Form a group! If you are alone, it is difficult to keep going for a year, trying to sort things out at home alone, and to only come once a week for your Alexander lesson. Even if there are only two people going through equipment changes they should call each other up, get together, have a coffee and talk about it.

These days in my own teaching I try to get the student to think of violin playing as something that you do with the whole body, by letting go, and not just something that you do with the violin and two little arms. So, I ask them to walk, or count out loud, or talk while playing, or stand on one leg or on the balance board, or I put things on top of their head.

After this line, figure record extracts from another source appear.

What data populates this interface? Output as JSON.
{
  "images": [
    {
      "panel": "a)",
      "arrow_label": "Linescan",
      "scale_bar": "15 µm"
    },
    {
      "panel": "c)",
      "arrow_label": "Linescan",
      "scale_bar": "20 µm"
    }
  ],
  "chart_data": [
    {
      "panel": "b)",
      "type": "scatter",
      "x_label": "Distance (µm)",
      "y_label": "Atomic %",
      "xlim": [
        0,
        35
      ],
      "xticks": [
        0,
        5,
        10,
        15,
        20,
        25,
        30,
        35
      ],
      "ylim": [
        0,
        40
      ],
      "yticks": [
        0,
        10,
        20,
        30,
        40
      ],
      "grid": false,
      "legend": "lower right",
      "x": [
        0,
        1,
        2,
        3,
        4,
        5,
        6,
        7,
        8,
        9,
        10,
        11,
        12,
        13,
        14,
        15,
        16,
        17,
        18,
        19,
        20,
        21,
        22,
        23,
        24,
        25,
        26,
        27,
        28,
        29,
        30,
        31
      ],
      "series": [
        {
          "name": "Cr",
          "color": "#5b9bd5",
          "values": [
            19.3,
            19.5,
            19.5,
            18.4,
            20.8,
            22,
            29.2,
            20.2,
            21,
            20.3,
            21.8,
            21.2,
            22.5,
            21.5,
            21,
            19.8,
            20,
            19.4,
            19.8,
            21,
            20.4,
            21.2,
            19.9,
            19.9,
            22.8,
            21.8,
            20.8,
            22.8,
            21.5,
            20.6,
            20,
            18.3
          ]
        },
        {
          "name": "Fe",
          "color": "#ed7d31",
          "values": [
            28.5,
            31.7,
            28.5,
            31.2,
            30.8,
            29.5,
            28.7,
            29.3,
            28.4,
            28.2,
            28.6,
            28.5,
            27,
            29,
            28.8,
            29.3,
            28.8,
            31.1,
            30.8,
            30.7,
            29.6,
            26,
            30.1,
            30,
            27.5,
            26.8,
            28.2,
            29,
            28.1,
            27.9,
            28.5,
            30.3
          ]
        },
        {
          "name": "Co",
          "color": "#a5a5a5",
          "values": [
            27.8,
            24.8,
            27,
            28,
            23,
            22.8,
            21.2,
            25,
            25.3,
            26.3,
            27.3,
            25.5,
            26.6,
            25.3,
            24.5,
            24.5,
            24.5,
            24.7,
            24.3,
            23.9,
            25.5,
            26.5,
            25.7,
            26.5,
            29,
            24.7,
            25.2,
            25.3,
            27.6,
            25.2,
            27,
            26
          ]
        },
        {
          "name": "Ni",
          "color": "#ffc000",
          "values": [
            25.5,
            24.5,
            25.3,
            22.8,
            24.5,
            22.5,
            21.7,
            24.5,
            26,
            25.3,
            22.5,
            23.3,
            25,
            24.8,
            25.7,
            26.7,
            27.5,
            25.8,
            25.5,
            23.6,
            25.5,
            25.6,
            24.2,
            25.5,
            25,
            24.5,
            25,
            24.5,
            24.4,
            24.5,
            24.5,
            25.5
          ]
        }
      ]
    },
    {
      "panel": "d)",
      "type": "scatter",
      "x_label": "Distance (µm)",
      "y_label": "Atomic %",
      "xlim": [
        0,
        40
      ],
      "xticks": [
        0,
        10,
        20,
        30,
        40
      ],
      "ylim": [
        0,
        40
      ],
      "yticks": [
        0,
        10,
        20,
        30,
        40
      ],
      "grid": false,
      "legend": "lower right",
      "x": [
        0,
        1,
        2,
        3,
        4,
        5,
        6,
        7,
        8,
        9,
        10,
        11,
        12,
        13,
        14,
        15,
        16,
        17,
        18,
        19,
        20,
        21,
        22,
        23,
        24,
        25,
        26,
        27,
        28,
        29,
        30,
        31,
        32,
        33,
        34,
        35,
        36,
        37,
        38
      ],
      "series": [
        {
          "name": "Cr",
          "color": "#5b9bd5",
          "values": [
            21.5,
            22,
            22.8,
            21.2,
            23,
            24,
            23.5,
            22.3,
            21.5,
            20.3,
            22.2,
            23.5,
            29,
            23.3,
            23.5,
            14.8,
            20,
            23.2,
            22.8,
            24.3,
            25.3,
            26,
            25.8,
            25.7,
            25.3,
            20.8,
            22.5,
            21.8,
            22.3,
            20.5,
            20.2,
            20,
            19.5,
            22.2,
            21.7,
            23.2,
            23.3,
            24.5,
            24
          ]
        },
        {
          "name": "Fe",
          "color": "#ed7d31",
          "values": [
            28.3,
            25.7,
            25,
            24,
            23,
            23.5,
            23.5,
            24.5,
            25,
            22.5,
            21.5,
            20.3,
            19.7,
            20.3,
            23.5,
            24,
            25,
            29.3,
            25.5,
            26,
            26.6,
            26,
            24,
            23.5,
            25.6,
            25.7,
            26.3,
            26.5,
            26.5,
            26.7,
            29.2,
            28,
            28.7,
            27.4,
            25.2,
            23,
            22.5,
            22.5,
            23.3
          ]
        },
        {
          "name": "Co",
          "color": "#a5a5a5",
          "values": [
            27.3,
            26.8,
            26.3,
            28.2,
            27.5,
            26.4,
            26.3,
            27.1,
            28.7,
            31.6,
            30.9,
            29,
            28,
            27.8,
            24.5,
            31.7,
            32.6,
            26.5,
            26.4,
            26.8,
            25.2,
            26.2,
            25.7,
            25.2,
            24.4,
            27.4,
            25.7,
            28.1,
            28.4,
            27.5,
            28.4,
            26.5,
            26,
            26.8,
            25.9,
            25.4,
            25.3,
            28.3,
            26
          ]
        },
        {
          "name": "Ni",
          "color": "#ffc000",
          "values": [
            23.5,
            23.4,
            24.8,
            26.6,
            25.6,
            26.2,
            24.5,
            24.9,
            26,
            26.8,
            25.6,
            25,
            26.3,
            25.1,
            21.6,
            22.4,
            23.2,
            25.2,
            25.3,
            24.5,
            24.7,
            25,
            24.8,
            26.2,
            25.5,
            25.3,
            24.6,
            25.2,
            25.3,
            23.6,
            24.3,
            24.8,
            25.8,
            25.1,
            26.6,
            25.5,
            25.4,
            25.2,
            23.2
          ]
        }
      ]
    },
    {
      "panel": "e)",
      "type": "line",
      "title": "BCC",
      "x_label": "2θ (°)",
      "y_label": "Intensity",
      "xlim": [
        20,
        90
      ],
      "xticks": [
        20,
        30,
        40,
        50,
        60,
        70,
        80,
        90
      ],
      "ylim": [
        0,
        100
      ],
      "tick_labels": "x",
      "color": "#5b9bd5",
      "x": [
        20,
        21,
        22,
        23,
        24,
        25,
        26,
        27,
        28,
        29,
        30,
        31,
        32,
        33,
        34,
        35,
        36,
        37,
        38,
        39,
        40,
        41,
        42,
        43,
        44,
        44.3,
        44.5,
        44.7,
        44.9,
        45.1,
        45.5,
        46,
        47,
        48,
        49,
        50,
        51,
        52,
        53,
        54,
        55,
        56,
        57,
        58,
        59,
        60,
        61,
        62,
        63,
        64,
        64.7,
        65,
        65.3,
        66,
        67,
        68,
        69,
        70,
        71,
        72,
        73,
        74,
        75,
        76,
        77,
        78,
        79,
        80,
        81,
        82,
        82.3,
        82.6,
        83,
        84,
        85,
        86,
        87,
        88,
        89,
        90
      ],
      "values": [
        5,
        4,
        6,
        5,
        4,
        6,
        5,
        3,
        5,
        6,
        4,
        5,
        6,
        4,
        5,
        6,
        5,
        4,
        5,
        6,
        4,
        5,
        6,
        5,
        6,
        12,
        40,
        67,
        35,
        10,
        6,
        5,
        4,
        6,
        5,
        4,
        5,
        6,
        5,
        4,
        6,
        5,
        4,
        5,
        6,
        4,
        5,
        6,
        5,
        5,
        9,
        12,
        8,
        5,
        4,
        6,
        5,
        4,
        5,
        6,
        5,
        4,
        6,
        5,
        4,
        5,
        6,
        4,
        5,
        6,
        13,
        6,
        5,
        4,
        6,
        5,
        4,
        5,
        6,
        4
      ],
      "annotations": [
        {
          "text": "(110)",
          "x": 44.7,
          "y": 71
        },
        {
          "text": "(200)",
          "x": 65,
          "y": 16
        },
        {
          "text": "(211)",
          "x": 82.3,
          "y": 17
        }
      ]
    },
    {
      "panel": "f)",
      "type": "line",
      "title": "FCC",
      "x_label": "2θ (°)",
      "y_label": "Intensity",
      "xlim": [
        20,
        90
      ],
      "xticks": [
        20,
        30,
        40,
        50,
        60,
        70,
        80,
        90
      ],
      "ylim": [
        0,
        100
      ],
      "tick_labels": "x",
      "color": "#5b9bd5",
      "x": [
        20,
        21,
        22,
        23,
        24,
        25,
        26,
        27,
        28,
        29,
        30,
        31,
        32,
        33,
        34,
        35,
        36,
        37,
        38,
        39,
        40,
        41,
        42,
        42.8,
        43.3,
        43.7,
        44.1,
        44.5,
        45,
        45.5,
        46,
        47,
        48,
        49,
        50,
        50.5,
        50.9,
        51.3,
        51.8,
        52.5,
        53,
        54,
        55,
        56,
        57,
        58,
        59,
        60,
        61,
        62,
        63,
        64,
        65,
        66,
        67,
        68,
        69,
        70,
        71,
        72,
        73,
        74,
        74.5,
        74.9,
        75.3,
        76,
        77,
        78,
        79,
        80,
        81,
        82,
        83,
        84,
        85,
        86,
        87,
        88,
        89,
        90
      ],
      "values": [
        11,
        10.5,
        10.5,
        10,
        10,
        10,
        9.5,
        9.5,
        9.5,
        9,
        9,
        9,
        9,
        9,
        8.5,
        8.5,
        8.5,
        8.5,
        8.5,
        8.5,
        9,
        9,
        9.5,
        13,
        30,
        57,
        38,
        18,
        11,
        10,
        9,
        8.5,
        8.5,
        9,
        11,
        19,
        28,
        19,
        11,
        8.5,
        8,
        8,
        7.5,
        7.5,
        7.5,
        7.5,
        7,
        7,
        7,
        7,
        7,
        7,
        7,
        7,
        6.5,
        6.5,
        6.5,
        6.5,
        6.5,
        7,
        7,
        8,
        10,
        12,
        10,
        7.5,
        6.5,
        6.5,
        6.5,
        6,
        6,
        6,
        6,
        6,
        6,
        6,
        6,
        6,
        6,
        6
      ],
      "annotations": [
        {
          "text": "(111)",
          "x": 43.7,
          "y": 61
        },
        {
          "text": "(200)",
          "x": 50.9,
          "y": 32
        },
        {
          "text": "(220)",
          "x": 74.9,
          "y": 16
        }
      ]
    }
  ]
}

Perhaps I have gotten more sensible and patient through participating in the project. That is the most important thing! I find I am more able to just think about these things. I give more value to the use of the equipment and how I hold the violin. I am the kind of person that would usually have said: “Oh, what does all this matter? You should just stand normally and play relaxed.” I used to think that I just had to get it all over with so that I could just go ahead and play. I don’t think like that anymore. When I saw people who played well I used to think: “The violin looks like it just sits there and they can play.” But now I know there is more behind it. It is now a valuable topic to think about, for sure! I know that sorting out your equipment is not the only solution to get to be a good player; you are, in the end, the one who has to do the playing, but it can really help you to both change equipment and learn how to use it properly.